Chapter 674: Preparing for a Hunt

“This is **ing horse **,” Alix muttered, speaking the words that were on everyone’s mind.

Leon had returned to his family and retinue, who’d been shown to what would be their quarters until more permanent residences could be worked out. They were set up in apartments in one of the black towers surrounding the Hexagon, on one of the highest floors with entire walls given to windows that gave incredible views of the massive city. The apartments themselves were extremely luxurious, taking up nearly the entire floor. Smooth marble floors, spectacular furniture, large bedrooms, opulent bathrooms, a pool fit for a monarch, and even space for artisanal work, such as enchanting.

But all of that luxury might as well not have mattered, for the mood in the huge dining room was dour and depressed. None of them wanted to head back out on another journey when they’d just finished one that had been nearly half a year long. They all just wanted to relax for a while, get used to sedentary living again before heading back out. He could see it in the faces of his lovers and all of his retinue, who were gathered around the dining table.

Leon, however, seemed to be the only exception. He, too, wanted to get settled in, to let the knowledge that he had a place of his own for just himself and his family lift some of the pressure that weighed on his mind.

But…

“He’s testing me,” Leon said after Alix’s statement of incredibly profundity.

“That much is almost insultingly obvious,” Anshu stated, his tone even, though he spoke the words with intensity enough that his own anger was betrayed.

“I know that,” Leon replied. “It’s not even hidden.

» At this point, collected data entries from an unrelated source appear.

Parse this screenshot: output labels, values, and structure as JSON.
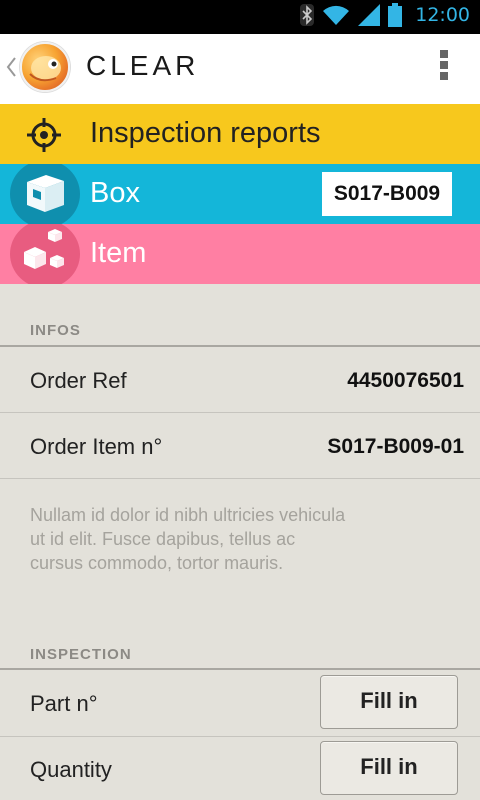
{
  "status_bar": {
    "time": "12:00",
    "icons": [
      "bluetooth-icon",
      "wifi-icon",
      "signal-icon",
      "battery-icon"
    ],
    "accent_color": "#33b5e5"
  },
  "action_bar": {
    "title": "CLEAR",
    "icons": [
      "up-chevron-icon",
      "app-logo-icon",
      "overflow-menu-icon"
    ]
  },
  "breadcrumbs": [
    {
      "label": "Inspection reports",
      "icon": "target-icon",
      "color": "#f7c81d"
    },
    {
      "label": "Box",
      "icon": "box-icon",
      "color": "#14b6d9",
      "badge": "S017-B009"
    },
    {
      "label": "Item",
      "icon": "items-icon",
      "color": "#ff7fa3"
    }
  ],
  "infos": {
    "header": "INFOS",
    "rows": [
      {
        "label": "Order Ref",
        "value": "4450076501"
      },
      {
        "label": "Order Item n°",
        "value": "S017-B009-01"
      }
    ],
    "description_lines": [
      "Nullam id dolor id nibh ultricies vehicula",
      "ut id elit. Fusce dapibus, tellus ac",
      "cursus commodo, tortor mauris."
    ]
  },
  "inspection": {
    "header": "INSPECTION",
    "rows": [
      {
        "label": "Part n°",
        "button": "Fill in"
      },
      {
        "label": "Quantity",
        "button": "Fill in"
      }
    ]
  }
}
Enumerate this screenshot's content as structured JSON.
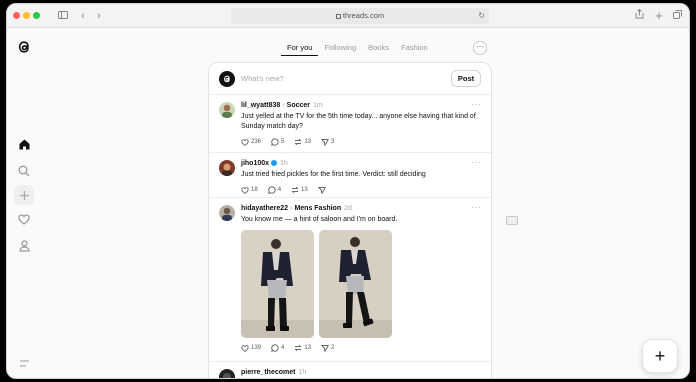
{
  "browser": {
    "url": "threads.com"
  },
  "tabs": [
    {
      "label": "For you",
      "active": true
    },
    {
      "label": "Following",
      "active": false
    },
    {
      "label": "Books",
      "active": false
    },
    {
      "label": "Fashion",
      "active": false
    }
  ],
  "composer": {
    "placeholder": "What's new?",
    "post_label": "Post"
  },
  "posts": [
    {
      "username": "lil_wyatt838",
      "topic": "Soccer",
      "time": "1m",
      "text": "Just yelled at the TV for the 5th time today... anyone else having that kind of Sunday match day?",
      "likes": "236",
      "comments": "5",
      "reposts": "13",
      "shares": "3"
    },
    {
      "username": "jiho100x",
      "time": "1h",
      "text": "Just tried fried pickles for the first time. Verdict: still deciding",
      "likes": "18",
      "comments": "4",
      "reposts": "13",
      "shares": ""
    },
    {
      "username": "hidayathere22",
      "topic": "Mens Fashion",
      "time": "2d",
      "text": "You know me — a hint of saloon and I'm on board.",
      "likes": "139",
      "comments": "4",
      "reposts": "13",
      "shares": "2"
    },
    {
      "username": "pierre_thecomet",
      "time": "1h"
    }
  ],
  "icons": {
    "logo": "threads-logo-icon",
    "home": "home-icon",
    "search": "search-icon",
    "create": "plus-icon",
    "activity": "heart-icon",
    "profile": "person-icon",
    "menu": "menu-icon"
  }
}
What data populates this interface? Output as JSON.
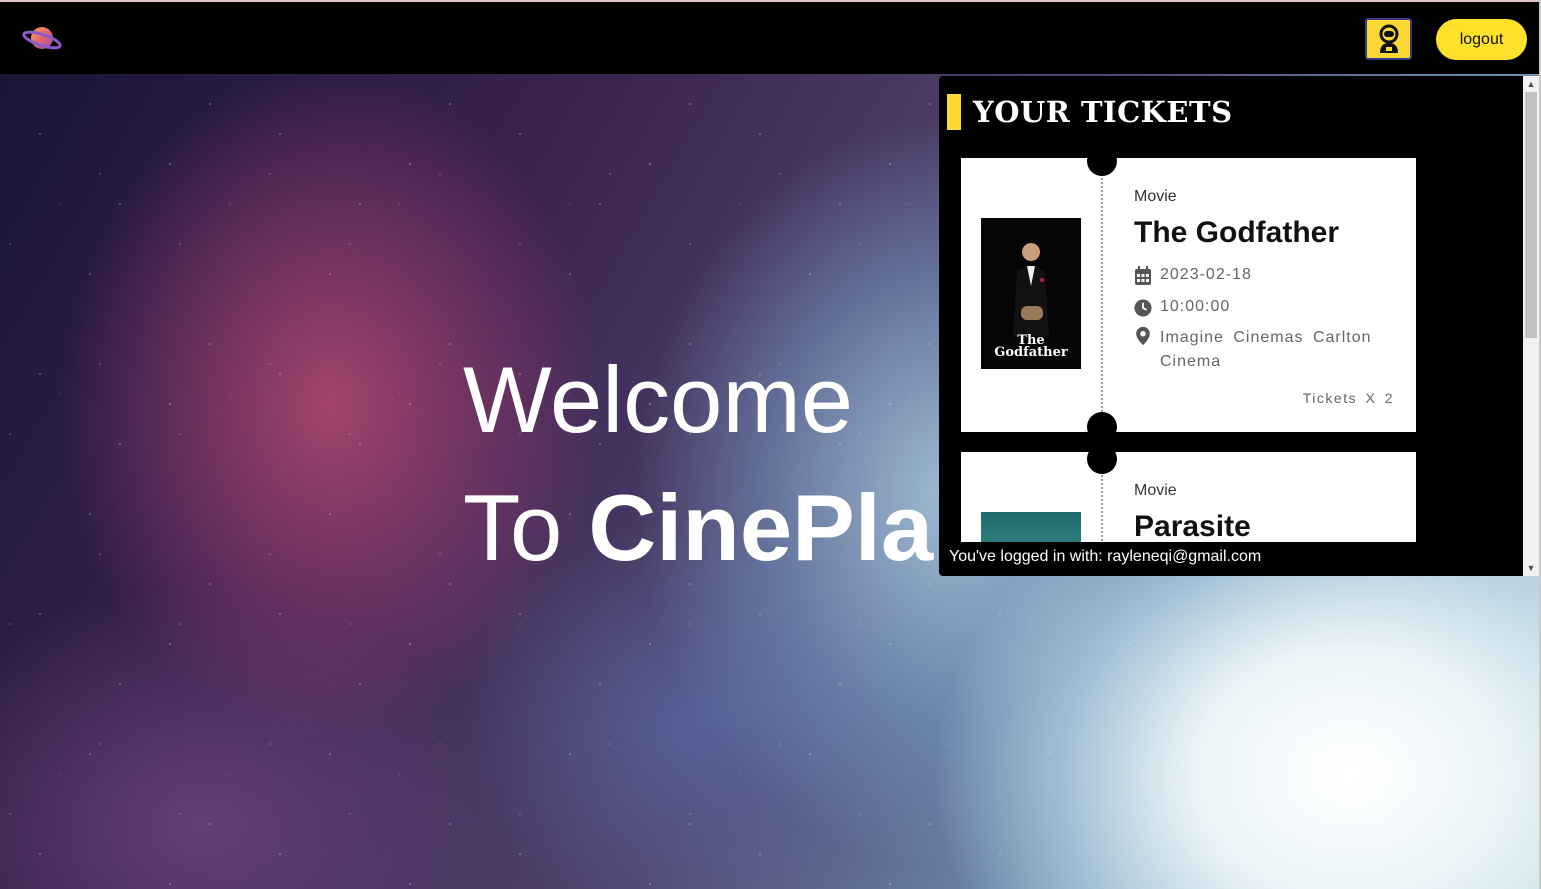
{
  "navbar": {
    "logo_icon": "planet-logo-icon",
    "profile_icon": "astronaut-profile-icon",
    "logout_label": "logout",
    "accent_color": "#fde12b"
  },
  "hero": {
    "line1": "Welcome",
    "line2_prefix": "To ",
    "line2_brand": "CinePla"
  },
  "tickets_panel": {
    "title": "YOUR TICKETS",
    "tickets": [
      {
        "type": "Movie",
        "title": "The Godfather",
        "poster_caption": "The Godfather",
        "date": "2023-02-18",
        "time": "10:00:00",
        "location": "Imagine Cinemas Carlton Cinema",
        "count": "Tickets X 2"
      },
      {
        "type": "Movie",
        "title": "Parasite"
      }
    ],
    "login_note": "You've logged in with: rayleneqi@gmail.com"
  }
}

This is a test. That’s just what it is. But the thought of hunting this thing, this ‘tau’, is… well, it’s kind of got me chomping at the bit, so to speak. I understand it’s a legendary creature…” He looked to Anna for confirmation, and she gravely nodded.

“It’s more than that,” she explained, a dark look in her deep green eyes. “Tau don’t exist. Simple as that. They’re myths. We’ve been sent to hunt down a myth.”

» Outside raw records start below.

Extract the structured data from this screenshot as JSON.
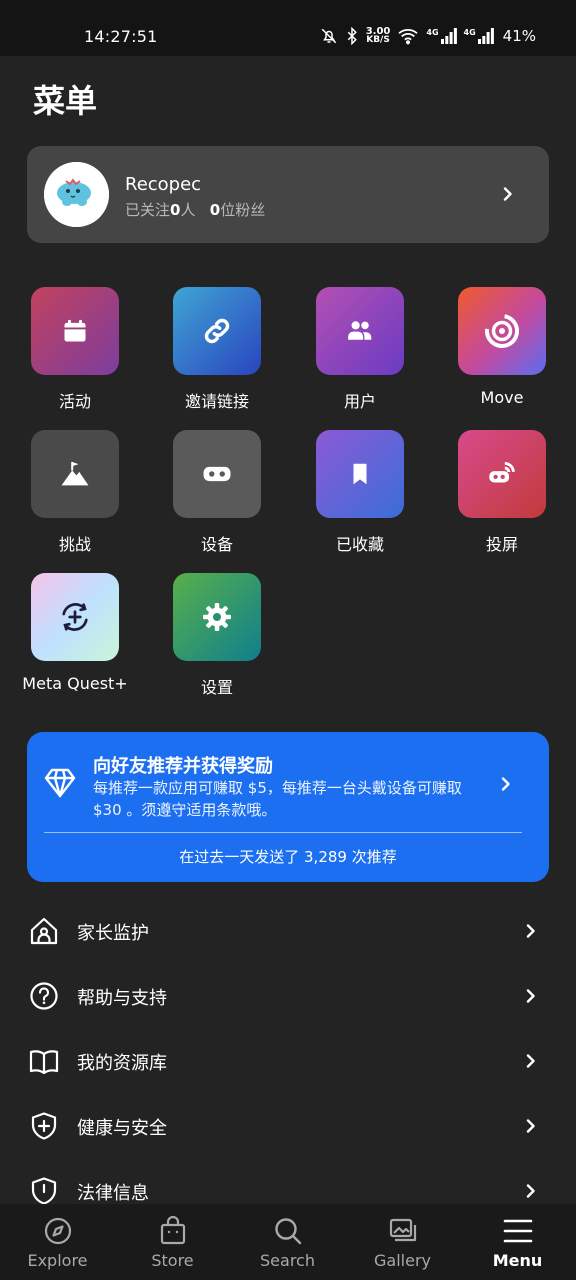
{
  "status_bar": {
    "time": "14:27:51",
    "net_speed_value": "3.00",
    "net_speed_unit": "KB/S",
    "signal_1_label": "4G",
    "signal_2_label": "4G",
    "battery": "41%"
  },
  "page_title": "菜单",
  "profile": {
    "name": "Recopec",
    "following_prefix": "已关注",
    "following_count": "0",
    "following_suffix": "人",
    "followers_count": "0",
    "followers_suffix": "位粉丝"
  },
  "tiles": [
    {
      "label": "活动",
      "icon": "calendar-icon"
    },
    {
      "label": "邀请链接",
      "icon": "link-icon"
    },
    {
      "label": "用户",
      "icon": "people-icon"
    },
    {
      "label": "Move",
      "icon": "move-ring-icon"
    },
    {
      "label": "挑战",
      "icon": "mountain-flag-icon"
    },
    {
      "label": "设备",
      "icon": "vr-headset-icon"
    },
    {
      "label": "已收藏",
      "icon": "bookmark-icon"
    },
    {
      "label": "投屏",
      "icon": "cast-headset-icon"
    },
    {
      "label": "Meta Quest+",
      "icon": "meta-quest-plus-icon"
    },
    {
      "label": "设置",
      "icon": "gear-icon"
    }
  ],
  "referral": {
    "title": "向好友推荐并获得奖励",
    "description": "每推荐一款应用可赚取 $5，每推荐一台头戴设备可赚取 $30 。须遵守适用条款哦。",
    "footer": "在过去一天发送了 3,289 次推荐"
  },
  "menu_items": [
    {
      "label": "家长监护",
      "icon": "parental-home-icon"
    },
    {
      "label": "帮助与支持",
      "icon": "help-circle-icon"
    },
    {
      "label": "我的资源库",
      "icon": "library-book-icon"
    },
    {
      "label": "健康与安全",
      "icon": "shield-plus-icon"
    },
    {
      "label": "法律信息",
      "icon": "legal-doc-icon"
    }
  ],
  "bottom_nav": [
    {
      "label": "Explore",
      "icon": "compass-icon",
      "active": false
    },
    {
      "label": "Store",
      "icon": "store-bag-icon",
      "active": false
    },
    {
      "label": "Search",
      "icon": "search-icon",
      "active": false
    },
    {
      "label": "Gallery",
      "icon": "gallery-icon",
      "active": false
    },
    {
      "label": "Menu",
      "icon": "hamburger-menu-icon",
      "active": true
    }
  ],
  "colors": {
    "background": "#232323",
    "card": "#454545",
    "referral_blue": "#1b6ff0",
    "nav_bg": "#1a1a1a"
  }
}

“Oh, **ing great!” Alix cried as she threw her hands up in frustration.

Leon ignored the outburst, but he could feel some amount of anger in his heart, too. However, the emotion that dominated his mind wasn’t anger, but competitiveness. With an almost sinister smile, he said, “The Director claimed that most people think it’s mythical, but he seemed to think otherwise. Either that, or he’s just trying to not have me abandon the quest right away. Still, if this tau does turn out to be entirely mythical… I almost want to say that he gave me this test expecting me to fail, but that’s not quite right. I think it’s more that he’s not really expecting me to come back with the requested pearl, he’s testing to see if I give up or not.”

“How can you say for certain?” Marcus inquired. “It seems to me like sending someone after a myth would be a good way to get rid of them, at least for a little while. How can you say otherwise? Does he expect us to find something else of comparable value? How can we do that when he only told us to find a pearl? Is there some special property of these pearls that would make faking it impossible?”

“In a way, yes,” Helen answered. “The myths ascribe many aspects to tau pearls—and I mean many aspects. Think of anything you want, and there’s probably some myth somewhere that claims a tau pearl is capable of it. If all of these myths are to be believed, then a tau pearl can heal any injury, cure any disease, conjure gold from nothing, allow a mage to rise several tiers if they eat one, power an ark of any size with its stored magic power, return life to the dead, and so many other things that I can’t even list them all. But in short, no matter what pearl you bring to the Director, no matter how powerfully you enchant one, he’d always be able to say that it’s not enough, that the pearl you brought him isn’t ‘real’. Because what he’s asking you to find doesn’t exist, so you can’t complete this quest as it’s been given.”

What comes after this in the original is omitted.